Ese odio fue capaz de robar el cadáver de Evita, de mutilar las manos de Perón en su mausoleo y, ahora, de apuntar un arma contra la vida de Cristina Kirchner. No es casualidad: es la continuidad de una persecución histórica contra quienes soñaron con una Argentina grande y justa, como San Martín, Belgrano, Evita, Néstor y Cristina.
El atentado contra Cristina, perpetrado por Fernando Sabag Montiel y Brenda Uliarte, mostró hasta qué punto puede degradarse nuestra democracia. Desde Noruega, el historiador Ernesto Semán los describió como “fachos de bajofondo”, alimentados por el desprecio de los sectores acomodados. Y no faltaron quienes, dentro del propio movimiento, prefirieron creer que eran simples mercenarios de la oligarquía, como si la violencia de la pobreza estructural no bastara para explicar la bronca que puede volverse contra la política.
Cristina lo expresó con claridad al reunirse con los curas villeros: “Estoy viva por Dios y por la Virgen”. También relató la llamada del Papa Francisco, quien advirtió que la violencia siempre está precedida por palabras de odio. Ese clima, alentado por ciertos sectores, quebró el pacto democrático que, desde 1983, nos había permitido discutir en política sin poner en riesgo la vida.

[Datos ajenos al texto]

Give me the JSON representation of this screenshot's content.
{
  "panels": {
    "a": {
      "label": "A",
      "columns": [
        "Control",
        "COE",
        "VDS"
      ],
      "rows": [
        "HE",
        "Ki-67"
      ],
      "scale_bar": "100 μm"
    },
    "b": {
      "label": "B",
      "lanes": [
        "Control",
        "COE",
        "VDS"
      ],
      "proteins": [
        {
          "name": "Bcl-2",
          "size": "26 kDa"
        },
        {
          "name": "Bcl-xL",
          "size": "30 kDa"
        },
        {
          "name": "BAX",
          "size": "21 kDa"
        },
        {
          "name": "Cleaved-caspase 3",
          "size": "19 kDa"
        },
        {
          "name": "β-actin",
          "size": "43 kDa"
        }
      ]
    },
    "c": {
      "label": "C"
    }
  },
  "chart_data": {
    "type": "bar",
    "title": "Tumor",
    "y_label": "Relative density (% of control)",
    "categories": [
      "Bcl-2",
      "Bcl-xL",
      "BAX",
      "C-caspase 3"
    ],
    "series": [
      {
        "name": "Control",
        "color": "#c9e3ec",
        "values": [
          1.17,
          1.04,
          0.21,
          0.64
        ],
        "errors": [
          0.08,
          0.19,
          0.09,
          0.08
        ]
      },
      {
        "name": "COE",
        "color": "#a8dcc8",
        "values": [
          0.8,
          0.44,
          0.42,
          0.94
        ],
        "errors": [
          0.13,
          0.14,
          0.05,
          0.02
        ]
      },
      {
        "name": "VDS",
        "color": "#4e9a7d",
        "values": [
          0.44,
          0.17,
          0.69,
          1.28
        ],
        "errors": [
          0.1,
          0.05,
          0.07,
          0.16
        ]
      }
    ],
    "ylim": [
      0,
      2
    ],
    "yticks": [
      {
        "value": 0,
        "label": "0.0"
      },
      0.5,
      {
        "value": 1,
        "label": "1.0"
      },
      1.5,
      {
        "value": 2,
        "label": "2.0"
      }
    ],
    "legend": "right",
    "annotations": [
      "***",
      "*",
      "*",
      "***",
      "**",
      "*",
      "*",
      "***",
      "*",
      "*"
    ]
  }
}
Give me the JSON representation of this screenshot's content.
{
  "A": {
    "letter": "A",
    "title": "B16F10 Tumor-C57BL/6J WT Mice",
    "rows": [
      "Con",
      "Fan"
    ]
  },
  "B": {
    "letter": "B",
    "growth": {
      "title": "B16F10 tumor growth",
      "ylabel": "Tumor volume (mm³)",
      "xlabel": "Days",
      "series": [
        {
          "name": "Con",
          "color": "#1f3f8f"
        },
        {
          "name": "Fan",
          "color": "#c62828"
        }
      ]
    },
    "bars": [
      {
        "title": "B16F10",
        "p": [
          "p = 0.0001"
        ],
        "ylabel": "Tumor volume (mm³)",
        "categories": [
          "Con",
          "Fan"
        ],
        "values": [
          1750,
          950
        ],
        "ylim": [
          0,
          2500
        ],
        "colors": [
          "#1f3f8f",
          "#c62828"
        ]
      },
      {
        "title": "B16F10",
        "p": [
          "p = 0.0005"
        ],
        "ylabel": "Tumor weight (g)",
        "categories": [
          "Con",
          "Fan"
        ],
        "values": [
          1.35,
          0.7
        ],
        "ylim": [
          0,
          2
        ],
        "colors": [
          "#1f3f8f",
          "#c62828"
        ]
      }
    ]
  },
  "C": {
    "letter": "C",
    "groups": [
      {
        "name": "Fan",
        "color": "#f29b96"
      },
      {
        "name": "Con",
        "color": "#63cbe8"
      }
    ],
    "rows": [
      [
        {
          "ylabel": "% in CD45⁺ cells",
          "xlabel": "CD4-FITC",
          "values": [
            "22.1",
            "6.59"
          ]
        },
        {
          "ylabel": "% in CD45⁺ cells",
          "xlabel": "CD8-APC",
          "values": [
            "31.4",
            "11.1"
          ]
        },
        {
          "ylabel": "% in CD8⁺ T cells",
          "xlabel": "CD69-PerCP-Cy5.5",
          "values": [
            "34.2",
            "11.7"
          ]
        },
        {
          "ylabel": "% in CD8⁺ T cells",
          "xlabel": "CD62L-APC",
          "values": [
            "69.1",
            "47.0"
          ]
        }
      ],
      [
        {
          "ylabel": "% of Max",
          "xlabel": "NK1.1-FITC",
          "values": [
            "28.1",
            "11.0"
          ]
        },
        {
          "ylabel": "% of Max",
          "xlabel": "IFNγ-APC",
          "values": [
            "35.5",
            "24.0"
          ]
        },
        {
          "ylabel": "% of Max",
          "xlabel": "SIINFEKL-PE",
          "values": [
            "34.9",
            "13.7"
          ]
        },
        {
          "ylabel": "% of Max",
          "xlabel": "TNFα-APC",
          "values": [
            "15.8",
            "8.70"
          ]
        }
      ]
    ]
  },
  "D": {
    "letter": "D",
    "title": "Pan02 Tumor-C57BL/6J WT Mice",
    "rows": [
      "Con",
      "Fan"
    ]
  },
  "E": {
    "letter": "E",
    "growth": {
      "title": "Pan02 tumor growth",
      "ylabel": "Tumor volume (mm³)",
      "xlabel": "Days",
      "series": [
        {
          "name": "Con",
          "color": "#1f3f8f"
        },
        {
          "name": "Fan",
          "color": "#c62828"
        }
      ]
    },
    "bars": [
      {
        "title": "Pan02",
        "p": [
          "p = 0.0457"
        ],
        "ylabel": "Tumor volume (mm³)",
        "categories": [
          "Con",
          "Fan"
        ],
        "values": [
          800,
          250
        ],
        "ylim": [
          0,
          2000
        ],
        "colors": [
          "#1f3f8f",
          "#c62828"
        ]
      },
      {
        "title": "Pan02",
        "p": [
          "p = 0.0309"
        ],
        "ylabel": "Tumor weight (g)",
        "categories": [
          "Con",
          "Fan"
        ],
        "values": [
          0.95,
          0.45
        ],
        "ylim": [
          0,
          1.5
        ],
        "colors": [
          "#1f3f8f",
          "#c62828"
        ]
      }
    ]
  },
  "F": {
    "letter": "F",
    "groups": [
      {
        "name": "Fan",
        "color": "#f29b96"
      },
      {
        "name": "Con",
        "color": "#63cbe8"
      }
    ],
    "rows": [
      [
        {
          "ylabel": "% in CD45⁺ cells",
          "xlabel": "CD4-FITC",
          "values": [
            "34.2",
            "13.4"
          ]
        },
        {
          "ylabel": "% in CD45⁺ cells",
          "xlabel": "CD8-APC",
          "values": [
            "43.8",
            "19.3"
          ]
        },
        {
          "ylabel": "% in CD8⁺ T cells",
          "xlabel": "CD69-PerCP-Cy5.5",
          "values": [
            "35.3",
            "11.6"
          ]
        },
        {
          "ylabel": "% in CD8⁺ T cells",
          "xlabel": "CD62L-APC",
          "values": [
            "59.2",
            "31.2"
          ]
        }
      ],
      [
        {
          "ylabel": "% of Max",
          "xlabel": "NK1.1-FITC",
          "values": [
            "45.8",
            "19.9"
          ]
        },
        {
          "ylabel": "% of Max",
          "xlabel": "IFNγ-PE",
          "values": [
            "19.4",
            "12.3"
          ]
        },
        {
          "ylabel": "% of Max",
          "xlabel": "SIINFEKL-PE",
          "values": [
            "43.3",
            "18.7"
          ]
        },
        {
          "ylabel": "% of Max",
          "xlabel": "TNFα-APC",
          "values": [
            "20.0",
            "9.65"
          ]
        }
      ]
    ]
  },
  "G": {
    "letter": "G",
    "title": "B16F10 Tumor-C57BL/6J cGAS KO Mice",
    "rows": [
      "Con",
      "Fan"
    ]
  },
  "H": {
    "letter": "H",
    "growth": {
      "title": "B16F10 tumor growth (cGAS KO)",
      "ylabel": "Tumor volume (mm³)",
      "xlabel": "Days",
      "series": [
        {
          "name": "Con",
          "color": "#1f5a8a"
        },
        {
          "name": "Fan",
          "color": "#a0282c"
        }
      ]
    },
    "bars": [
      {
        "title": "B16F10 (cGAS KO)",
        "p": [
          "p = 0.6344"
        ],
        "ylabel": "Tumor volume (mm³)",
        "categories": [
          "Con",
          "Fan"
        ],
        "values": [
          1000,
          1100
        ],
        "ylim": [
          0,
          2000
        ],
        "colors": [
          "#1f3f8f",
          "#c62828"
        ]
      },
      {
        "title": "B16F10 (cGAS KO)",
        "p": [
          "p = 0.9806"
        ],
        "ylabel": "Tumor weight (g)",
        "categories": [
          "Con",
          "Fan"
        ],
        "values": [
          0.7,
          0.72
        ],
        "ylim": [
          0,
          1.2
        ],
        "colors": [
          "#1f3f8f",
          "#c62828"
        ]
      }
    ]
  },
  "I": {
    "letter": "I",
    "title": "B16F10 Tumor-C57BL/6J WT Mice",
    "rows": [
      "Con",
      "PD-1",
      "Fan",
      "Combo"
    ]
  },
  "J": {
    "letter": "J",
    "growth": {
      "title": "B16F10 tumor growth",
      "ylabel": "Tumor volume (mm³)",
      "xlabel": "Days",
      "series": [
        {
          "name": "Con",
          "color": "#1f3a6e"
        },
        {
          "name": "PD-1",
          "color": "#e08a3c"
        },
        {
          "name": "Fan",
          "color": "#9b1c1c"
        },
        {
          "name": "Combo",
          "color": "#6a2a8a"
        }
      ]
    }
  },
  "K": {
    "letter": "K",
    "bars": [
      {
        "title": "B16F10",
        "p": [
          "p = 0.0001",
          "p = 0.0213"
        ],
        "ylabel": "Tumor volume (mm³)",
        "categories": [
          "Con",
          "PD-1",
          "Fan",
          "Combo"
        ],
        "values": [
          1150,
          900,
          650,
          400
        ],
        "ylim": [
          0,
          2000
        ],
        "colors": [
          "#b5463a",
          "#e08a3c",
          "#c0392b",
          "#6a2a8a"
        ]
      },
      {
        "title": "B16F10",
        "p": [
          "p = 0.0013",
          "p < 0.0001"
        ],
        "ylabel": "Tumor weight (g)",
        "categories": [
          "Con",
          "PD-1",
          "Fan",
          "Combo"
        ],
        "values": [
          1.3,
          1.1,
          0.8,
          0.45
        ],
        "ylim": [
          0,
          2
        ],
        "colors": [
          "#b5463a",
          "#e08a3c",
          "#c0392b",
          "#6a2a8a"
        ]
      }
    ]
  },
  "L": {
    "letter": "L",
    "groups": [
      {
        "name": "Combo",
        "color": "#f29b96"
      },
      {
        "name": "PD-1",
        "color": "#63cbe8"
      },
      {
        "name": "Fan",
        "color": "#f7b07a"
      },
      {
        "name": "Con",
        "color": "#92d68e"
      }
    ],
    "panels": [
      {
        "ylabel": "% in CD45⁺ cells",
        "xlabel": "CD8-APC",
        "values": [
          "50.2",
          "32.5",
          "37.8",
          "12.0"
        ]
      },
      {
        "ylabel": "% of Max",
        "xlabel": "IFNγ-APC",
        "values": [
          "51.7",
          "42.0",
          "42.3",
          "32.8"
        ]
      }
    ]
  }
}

Hoy no se trata solo de Cristina. Lo que se rompió es el acuerdo básico de convivencia. No podemos naturalizar que el adversario político se transforme en un enemigo a destruir. La historia ya nos mostró adónde conduce esa lógica: primero fueron los bombardeos, luego la proscripción, más tarde los secuestros y asesinatos. Ahora, un gatillo apretado a centímetros de la cabeza de una dirigente electa por millones de argentinos.
El desafío es enorme. Como dijo la propia Cristina, no alcanza con dialogar entre quienes piensan igual: hace falta acordar con quienes piensan distinto para reconstruir la democracia y erradicar el odio.